The client required current (but also historical) job data to help:
- Address stakeholder questions and communicate job market trends
- The leadership team make data-driven business decisions
- Match employees & clients with the most relevant jobs
With these business needs the client could not just perform manual ad hoc searches on job boards once a month or once a week. Furthermore, one cannot combine and aggregate data from publicly available job boards into custom graphs or dashboards. The client needed to build its own internal data pipeline with enough flexibility to meet the business requirements for a job market analysis platform & dashboard.
In order to meet the business requirements for a job market analysis platform & dashboard, WeCloudData helped the client leverage a suite of cloud platforms & tools to enable a data pipeline in multiple stages:
- Ingest job data from multiple sources and store the raw data in a cloud data lake
- Process the raw data with Python & Spark
- Load the intermediate and final data sets in a data lake, Postgres database and Redshift
- Push the data to downstream analytics, BI and dashboard applications
This architecture is flexible enough to ingest from a variety of data sources and allow different business units to use the analytics, BI or dashboard tool of their choice to pull, aggregate and query the jobs data daily or query historical snapshots of the entire database.

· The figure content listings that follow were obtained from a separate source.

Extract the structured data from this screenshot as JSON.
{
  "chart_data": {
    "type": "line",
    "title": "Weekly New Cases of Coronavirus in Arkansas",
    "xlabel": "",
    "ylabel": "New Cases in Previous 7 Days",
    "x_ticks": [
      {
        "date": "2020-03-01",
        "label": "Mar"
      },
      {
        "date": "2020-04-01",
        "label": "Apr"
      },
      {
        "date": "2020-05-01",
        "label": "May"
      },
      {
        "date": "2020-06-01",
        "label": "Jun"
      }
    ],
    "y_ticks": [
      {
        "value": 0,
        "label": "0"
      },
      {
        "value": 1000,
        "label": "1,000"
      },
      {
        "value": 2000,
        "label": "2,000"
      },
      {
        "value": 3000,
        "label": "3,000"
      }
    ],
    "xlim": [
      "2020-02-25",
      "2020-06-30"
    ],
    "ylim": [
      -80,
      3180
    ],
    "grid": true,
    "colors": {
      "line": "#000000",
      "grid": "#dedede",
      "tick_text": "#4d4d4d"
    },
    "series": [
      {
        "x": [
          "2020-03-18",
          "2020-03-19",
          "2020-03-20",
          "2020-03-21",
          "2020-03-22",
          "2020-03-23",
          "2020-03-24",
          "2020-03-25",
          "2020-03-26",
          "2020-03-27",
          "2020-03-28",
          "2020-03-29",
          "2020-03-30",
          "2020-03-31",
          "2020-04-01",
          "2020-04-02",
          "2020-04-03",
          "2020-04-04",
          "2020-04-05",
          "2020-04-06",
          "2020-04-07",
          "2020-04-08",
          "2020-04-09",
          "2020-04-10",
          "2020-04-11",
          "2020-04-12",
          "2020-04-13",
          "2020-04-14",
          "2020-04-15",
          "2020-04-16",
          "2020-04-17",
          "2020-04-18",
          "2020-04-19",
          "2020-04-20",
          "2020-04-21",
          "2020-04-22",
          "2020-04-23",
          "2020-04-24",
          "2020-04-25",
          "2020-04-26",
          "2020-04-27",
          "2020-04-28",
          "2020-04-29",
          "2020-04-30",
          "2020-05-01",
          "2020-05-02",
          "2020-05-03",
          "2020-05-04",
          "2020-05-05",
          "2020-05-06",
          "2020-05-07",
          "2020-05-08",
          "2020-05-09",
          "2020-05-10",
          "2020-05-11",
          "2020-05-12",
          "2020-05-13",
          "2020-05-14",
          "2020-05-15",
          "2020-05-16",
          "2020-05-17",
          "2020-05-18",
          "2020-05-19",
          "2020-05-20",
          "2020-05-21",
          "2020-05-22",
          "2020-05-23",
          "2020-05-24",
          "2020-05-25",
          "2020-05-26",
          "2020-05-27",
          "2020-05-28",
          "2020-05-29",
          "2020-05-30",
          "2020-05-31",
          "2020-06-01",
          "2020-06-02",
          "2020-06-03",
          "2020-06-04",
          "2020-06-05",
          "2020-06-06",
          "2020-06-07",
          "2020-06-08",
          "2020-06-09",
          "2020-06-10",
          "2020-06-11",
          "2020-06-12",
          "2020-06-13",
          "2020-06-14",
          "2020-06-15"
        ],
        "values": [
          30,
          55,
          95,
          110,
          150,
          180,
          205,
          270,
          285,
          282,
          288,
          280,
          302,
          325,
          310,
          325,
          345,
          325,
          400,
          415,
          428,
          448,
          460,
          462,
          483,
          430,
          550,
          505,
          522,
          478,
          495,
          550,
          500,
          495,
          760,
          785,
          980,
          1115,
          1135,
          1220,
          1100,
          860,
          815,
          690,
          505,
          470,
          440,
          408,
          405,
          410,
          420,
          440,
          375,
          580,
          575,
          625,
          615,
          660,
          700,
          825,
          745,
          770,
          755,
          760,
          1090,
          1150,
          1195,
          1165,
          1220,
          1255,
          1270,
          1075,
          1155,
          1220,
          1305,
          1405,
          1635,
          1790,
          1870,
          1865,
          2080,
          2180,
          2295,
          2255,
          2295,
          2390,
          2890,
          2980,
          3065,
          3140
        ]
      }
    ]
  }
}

WeCloudData helped a client build a flexible data pipeline to address the needs from multiple business units requiring different sets, views and timelines of job market data. The team was able to achieve this by leveraging cloud as well as open source tools in a modular set up, taking advantage of relatively cheap cloud storage, a versatile programming language in Python and Spark’s powerful processing engine. The client intends to build on and improve this data pipeline by moving towards a more serverless architecture and adding DevOps tools & workflows.